Swallowing for strength, she walked behind him indoors. They were together in a vast entryway that had three sets of stairs, wide ones arching toward the right and left wings of the house, and an odd spiral staircase that shot straight up. Her eyes followed it to a circular door in the ceiling, two floors up. A belfry? Some kind of service hatch? Her guesses were interrupted by the driver reaching for her, and she stepped back quickly without thinking. “I-I didn’t catch your name?”

“It doesn’t matter,” he said.

She stared at his open hand and then looked to him. The corners of his lips were turned upward, teasing her, and it felt like her heart stopped beating for a moment. Dammit. Was he taunting or flirting with her? Was he so hot he just assumed he’d get his way? Or was he so used to hanging out with rich people he thought he was one, just like when clerks were rude to you for no reason in fancy stores?

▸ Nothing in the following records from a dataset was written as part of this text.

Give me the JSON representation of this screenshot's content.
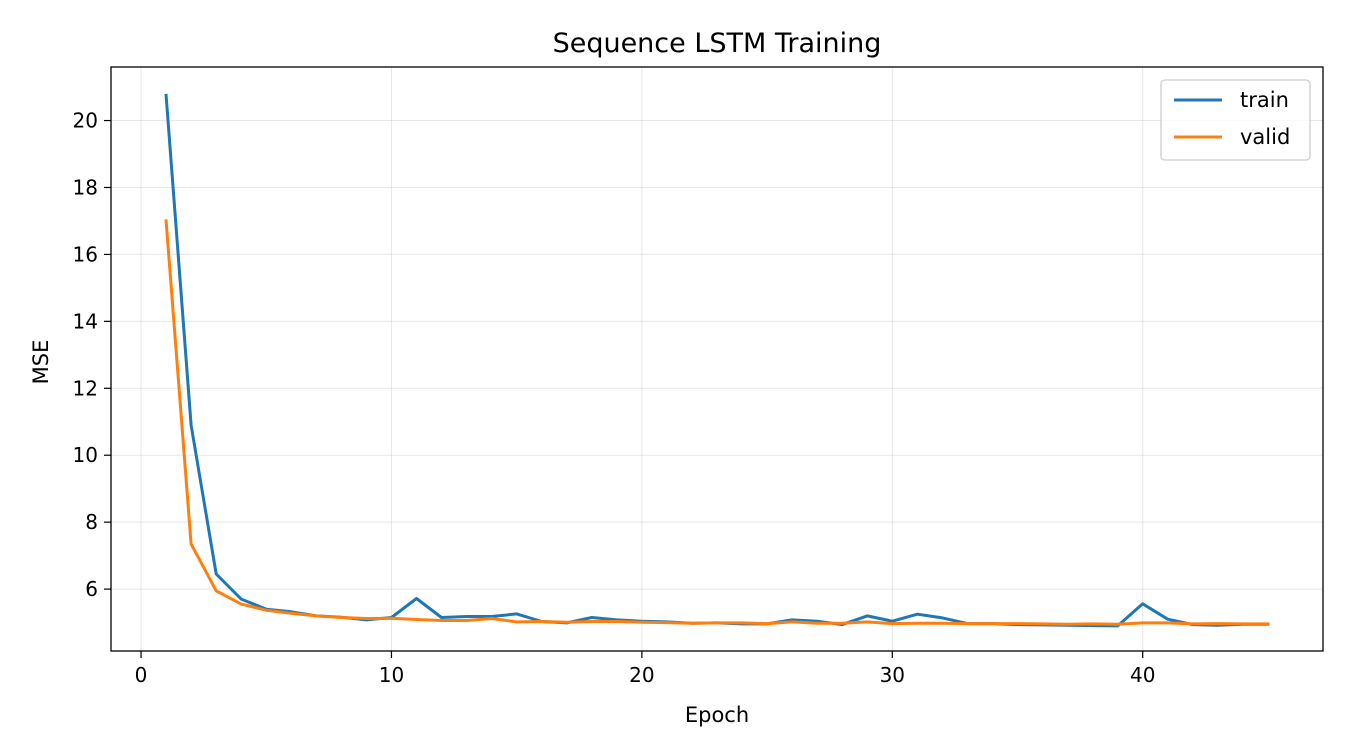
{
  "chart_data": {
    "type": "line",
    "title": "Sequence LSTM Training",
    "xlabel": "Epoch",
    "ylabel": "MSE",
    "xlim": [
      -1.2,
      47.2
    ],
    "ylim": [
      4.15,
      21.6
    ],
    "xticks": [
      0,
      10,
      20,
      30,
      40
    ],
    "yticks": [
      6,
      8,
      10,
      12,
      14,
      16,
      18,
      20
    ],
    "grid": true,
    "legend_position": "top-right",
    "x": [
      1,
      2,
      3,
      4,
      5,
      6,
      7,
      8,
      9,
      10,
      11,
      12,
      13,
      14,
      15,
      16,
      17,
      18,
      19,
      20,
      21,
      22,
      23,
      24,
      25,
      26,
      27,
      28,
      29,
      30,
      31,
      32,
      33,
      34,
      35,
      36,
      37,
      38,
      39,
      40,
      41,
      42,
      43,
      44,
      45
    ],
    "series": [
      {
        "name": "train",
        "color": "#1f77b4",
        "values": [
          20.75,
          10.9,
          6.45,
          5.7,
          5.4,
          5.32,
          5.2,
          5.16,
          5.08,
          5.15,
          5.72,
          5.15,
          5.18,
          5.18,
          5.26,
          5.03,
          4.99,
          5.15,
          5.08,
          5.04,
          5.02,
          4.98,
          4.99,
          4.96,
          4.96,
          5.08,
          5.04,
          4.94,
          5.2,
          5.04,
          5.25,
          5.14,
          4.97,
          4.97,
          4.94,
          4.93,
          4.92,
          4.91,
          4.9,
          5.56,
          5.1,
          4.94,
          4.92,
          4.95,
          4.95
        ]
      },
      {
        "name": "valid",
        "color": "#ff7f0e",
        "values": [
          17.0,
          7.35,
          5.95,
          5.55,
          5.37,
          5.28,
          5.2,
          5.15,
          5.12,
          5.13,
          5.09,
          5.06,
          5.06,
          5.12,
          5.02,
          5.03,
          5.01,
          5.03,
          5.03,
          5.01,
          5.0,
          4.98,
          4.99,
          4.99,
          4.97,
          5.02,
          4.98,
          4.98,
          5.02,
          4.97,
          4.98,
          4.98,
          4.97,
          4.97,
          4.97,
          4.96,
          4.95,
          4.96,
          4.95,
          4.99,
          4.99,
          4.96,
          4.97,
          4.96,
          4.96
        ]
      }
    ]
  }
}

He cleared his throat and lifted his hand slightly. “Would you like me to take your coat, or do you prefer to wear it while nursing?”

She had a sudden urge to meet him late at night in a pool hall and see how much she could take him for, but she took off her coat and handed it over. “You’re assuming I’ll get the job.”

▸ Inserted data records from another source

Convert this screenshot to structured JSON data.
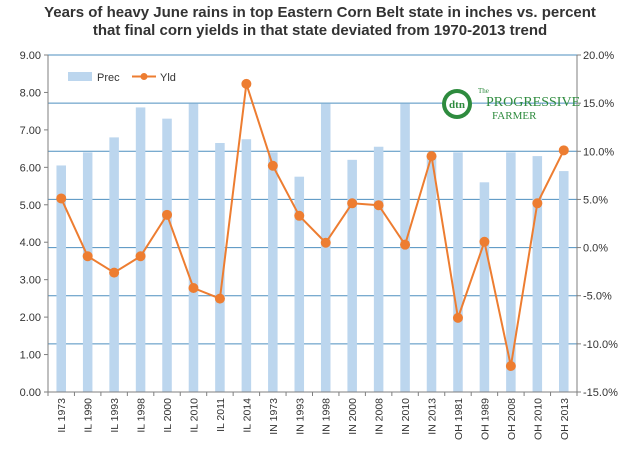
{
  "chart_data": {
    "type": "bar+line",
    "title_line1": "Years of heavy June rains in top Eastern Corn Belt state in inches vs. percent",
    "title_line2": "that final corn yields in that state deviated from 1970-2013 trend",
    "categories": [
      "IL 1973",
      "IL 1990",
      "IL 1993",
      "IL 1998",
      "IL 2000",
      "IL 2010",
      "IL 2011",
      "IL 2014",
      "IN 1973",
      "IN 1993",
      "IN 1998",
      "IN 2000",
      "IN 2008",
      "IN 2010",
      "IN 2013",
      "OH 1981",
      "OH 1989",
      "OH 2008",
      "OH 2010",
      "OH 2013"
    ],
    "series": [
      {
        "name": "Prec",
        "type": "bar",
        "axis": "left",
        "color": "#bcd6ee",
        "values": [
          6.05,
          6.4,
          6.8,
          7.6,
          7.3,
          7.7,
          6.65,
          6.75,
          6.4,
          5.75,
          7.7,
          6.2,
          6.55,
          7.7,
          6.35,
          6.4,
          5.6,
          6.4,
          6.3,
          5.9
        ]
      },
      {
        "name": "Yld",
        "type": "line",
        "axis": "right",
        "color": "#ed7d31",
        "values": [
          5.1,
          -0.9,
          -2.6,
          -0.9,
          3.4,
          -4.2,
          -5.3,
          17.0,
          8.5,
          3.3,
          0.5,
          4.6,
          4.4,
          0.3,
          9.5,
          -7.3,
          0.6,
          -12.3,
          4.6,
          10.1
        ]
      }
    ],
    "y_left": {
      "min": 0,
      "max": 9,
      "step": 1,
      "tick_labels": [
        "0.00",
        "1.00",
        "2.00",
        "3.00",
        "4.00",
        "5.00",
        "6.00",
        "7.00",
        "8.00",
        "9.00"
      ]
    },
    "y_right": {
      "min": -15,
      "max": 20,
      "step": 5,
      "tick_labels": [
        "-15.0%",
        "-10.0%",
        "-5.0%",
        "0.0%",
        "5.0%",
        "10.0%",
        "15.0%",
        "20.0%"
      ]
    },
    "gridlines": "horizontal, from right axis",
    "legend": {
      "position": "top-left",
      "entries": [
        "Prec",
        "Yld"
      ]
    }
  },
  "logo": {
    "mark": "dtn",
    "line1": "PROGRESSIVE",
    "prefix": "The",
    "line2": "FARMER"
  }
}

He shrugged. “I’m assuming you’re competent. But I’ve been wrong before.”

“Thanks for the vote of confidence, Mr. It-Doesn’t-Matter,” she said. Why wouldn’t he give her his name? Her roommate Sammy was convinced that answering an ‘Overnight Help Wanted’ ad online was Andi’s beginning of a true-life crime show on Investigation Discovery—and maybe she was right. Maybe Mr. No-Name was a felon or something? Something he’d have in common with Danny if she couldn’t talk her Uncle Lee into getting her brother an expensive lawyer. She squinted at the driver. His reluctance to tell her his name only made her want to know more.

He resisted her dig. “And your phone?” he asked. She handed it over, much more reluctantly. “You did sign an NDA,” he reminded her, as he put it in his pocket.

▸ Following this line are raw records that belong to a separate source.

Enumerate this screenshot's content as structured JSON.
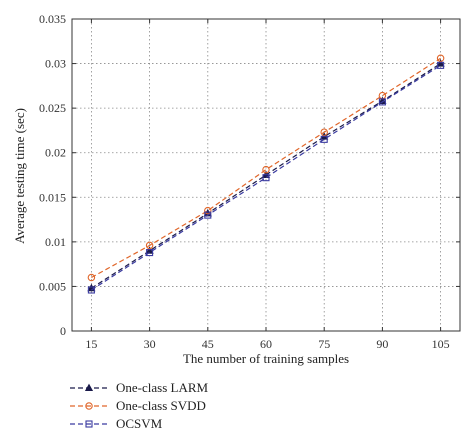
{
  "chart_data": {
    "type": "line",
    "title": "",
    "xlabel": "The number of training samples",
    "ylabel": "Average testing time (sec)",
    "x": [
      15,
      30,
      45,
      60,
      75,
      90,
      105
    ],
    "x_tick_labels": [
      "15",
      "30",
      "45",
      "60",
      "75",
      "90",
      "105"
    ],
    "y_ticks": [
      0,
      0.005,
      0.01,
      0.015,
      0.02,
      0.025,
      0.03,
      0.035
    ],
    "y_tick_labels": [
      "0",
      "0.005",
      "0.01",
      "0.015",
      "0.02",
      "0.025",
      "0.03",
      "0.035"
    ],
    "xlim": [
      10,
      110
    ],
    "ylim": [
      0,
      0.035
    ],
    "grid": true,
    "legend_position": "bottom-left below plot",
    "series": [
      {
        "name": "One-class LARM",
        "color": "#1a1a4a",
        "marker": "triangle",
        "dash": "dashed",
        "values": [
          0.0048,
          0.009,
          0.0132,
          0.0175,
          0.0218,
          0.0258,
          0.03
        ]
      },
      {
        "name": "One-class SVDD",
        "color": "#e0662a",
        "marker": "circle",
        "dash": "dashed",
        "values": [
          0.006,
          0.0096,
          0.0135,
          0.0181,
          0.0223,
          0.0264,
          0.0306
        ]
      },
      {
        "name": "OCSVM",
        "color": "#3a3aa0",
        "marker": "square",
        "dash": "dashed",
        "values": [
          0.0046,
          0.0088,
          0.013,
          0.0172,
          0.0215,
          0.0257,
          0.0298
        ]
      }
    ]
  }
}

“But what if there’s an emergency?”

“We’ll give you a spare.”

A spare phone wasn’t the same thing as her phone, but she tried to shake it off.

He glanced at his watch, and his expression became serious. “If you’ll follow me,” he said, and then started walking without looking back to make sure she did so. She almost had to trot after him. He was so much taller than she was—at least six-three to her five-nothing—and he was apparently in a hurry. Then again, maybe she was relieving someone else—another hired hand—who needed to leave quickly.

At least chasing after him let her see his ass. His suit was particularly well cut around him, not leaving much to the imagination—not when your imagination was as good as hers. He surprised her by stopping and turning back around, as though he’d known she was looking. She stopped, too, like they were playing a game of red-light green-light.